Les doigts toujours crispés sur le cadran entourant la glace, Lyssandra n'osait pas desserrer sa prise. Même si la plaque de verre était visiblement reliée à un système rotatif soudé au mur, elle n'était pas du tout rassurée. Détendant légèrement les muscles de ses mains, elle s'assura que le miroir restait en place avant de le relâcher complètement.

Elle se baissa ensuite avec vivacité vers la trappe. Celle-ci était de forme carrée et assez étroite. Elle se confondait parfaitement avec le rouge foncé de la cloison et c'était à peine si l'on remarquait la démarcation entre les deux. La jeune fille dut approcher une bougie pour entrevoir une minuscule serrure. Il n'y avait cependant aucune poignée.

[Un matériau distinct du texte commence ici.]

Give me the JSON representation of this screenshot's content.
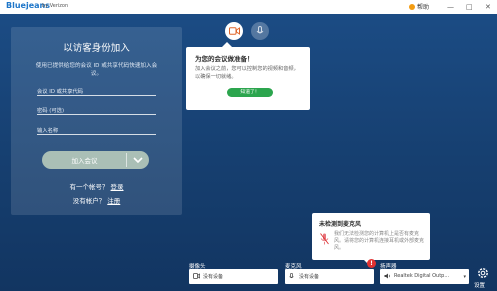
{
  "titlebar": {
    "brand": "Bluejeans",
    "brand_sub": "by Verizon",
    "help_label": "帮助",
    "minimize": "—",
    "maximize": "□",
    "close": "✕"
  },
  "join_card": {
    "title": "以访客身份加入",
    "description": "使用已提供给您的会议 ID 或共享代码快速加入会议。",
    "meeting_id_placeholder": "会议 ID 或共享代码",
    "passcode_placeholder": "密码 (可选)",
    "name_placeholder": "输入名称",
    "join_button": "加入会议",
    "have_account_text": "有一个帐号？",
    "login_link": "登录",
    "no_account_text": "没有帐户？",
    "register_link": "注册"
  },
  "meeting_ready_popover": {
    "title": "为您的会议做准备！",
    "body": "加入会议之前，您可以控制您的视频和音频，以确保一切就绪。",
    "confirm_button": "知道了！"
  },
  "mic_warning": {
    "title": "未检测到麦克风",
    "body": "我们无法检测您的计算机上是否有麦克风。请将您的计算机连接耳机或外部麦克风。"
  },
  "devices": {
    "camera_label": "摄像头",
    "camera_value": "没有设备",
    "mic_label": "麦克风",
    "mic_value": "没有设备",
    "speaker_label": "扬声器",
    "speaker_value": "Realtek Digital Outp..."
  },
  "settings_label": "设置",
  "colors": {
    "brand": "#1e76c9",
    "confirm_green": "#2ca54e",
    "warning_red": "#e03232"
  }
}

La Neutre comprit que si ce qu'elle recherchait existait vraiment, alors son butin se trouvait de l'autre côté de cette petite porte. Elle sortit son tournevis, et les mains tremblantes d'excitation, elle entreprit de triturer la serrure... sauf que la pointe métallique de son outil ne logeait même pas dans le conduit. La clé nécessaire devait être de la taille d'une aiguille. Ou alors ce n'est pas une clé ordinaire. Lyssandra était à deux doigts de défoncer la trappe avec le plus gros marteau qu'elle trouverait, mais repris vite ses esprits. Dame Miranda ne devait pas remarquer quoi que ce soit. Si le cadran n'était pas droit tout à l'heure, c'était parce que la vampire s'était servie de la cachette juste avant de partir pour le village. Elle devait y attacher d'autant plus d'attention.

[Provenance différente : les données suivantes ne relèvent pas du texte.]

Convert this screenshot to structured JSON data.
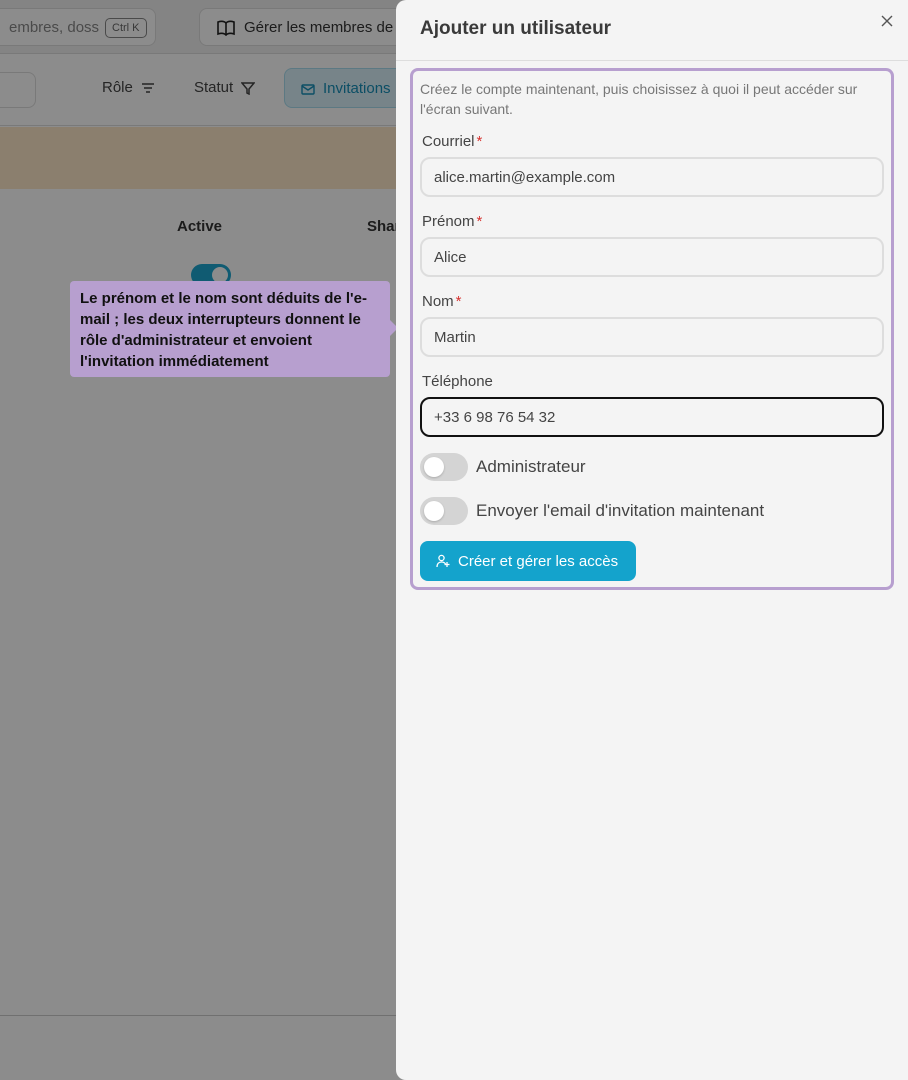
{
  "background": {
    "search_placeholder": "embres, doss",
    "search_shortcut": "Ctrl K",
    "manage_members_label": "Gérer les membres de",
    "filters": {
      "role": "Rôle",
      "status": "Statut",
      "invitations": "Invitations"
    },
    "columns": {
      "active": "Active",
      "shared": "Shar"
    }
  },
  "tooltip": {
    "text": "Le prénom et le nom sont déduits de l'e-mail ; les deux interrupteurs donnent le rôle d'administrateur et envoient l'invitation immédiatement"
  },
  "panel": {
    "title": "Ajouter un utilisateur",
    "intro": "Créez le compte maintenant, puis choisissez à quoi il peut accéder sur l'écran suivant.",
    "fields": {
      "email": {
        "label": "Courriel",
        "required_mark": "*",
        "value": "alice.martin@example.com"
      },
      "first_name": {
        "label": "Prénom",
        "required_mark": "*",
        "value": "Alice"
      },
      "last_name": {
        "label": "Nom",
        "required_mark": "*",
        "value": "Martin"
      },
      "phone": {
        "label": "Téléphone",
        "value": "+33 6 98 76 54 32"
      }
    },
    "toggles": {
      "admin": {
        "label": "Administrateur",
        "on": false
      },
      "send_invite": {
        "label": "Envoyer l'email d'invitation maintenant",
        "on": false
      }
    },
    "create_button_label": "Créer et gérer les accès"
  },
  "colors": {
    "accent": "#14a3cc",
    "tooltip": "#b79fcf",
    "required": "#d6322f"
  }
}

Il ne restait plus beaucoup de temps avant le retour des buveuses de sang. La jeune fille ravala son enthousiasme et replaça doucement le miroir exactement de la même façon qu'elle l'avait trouvé. Elle prit ses bougies et quitta la pièce, pressée d'y retourner le plus vite possible. Avec un peu de chance, Kristal n'aurait pas trouvé sa robe cette nuit-là...

Une fois la porte refermée à l'aide de son tournevis, elle se retourna et poussa un hoquet de surprise en découvrant Alisée, plantée au beau milieu du couloir. Les yeux écarquillés, la magnifique jeune femme semblait aussi surprise qu'elle de la trouver ici.

— Tu m'as fait peur ! s'exclama-t-elle en portant une main à sa poitrine, comme si c'était Lyssandra la créature sanguinaire s'abreuvant chaque jour de son sang. Qu'est-ce que tu fais ici ?

— Vous êtes toutes rentrées du village ? demanda la Neutre, pétrifiée à l'idée de voir Dame Miranda débarquer d'un instant à l'autre.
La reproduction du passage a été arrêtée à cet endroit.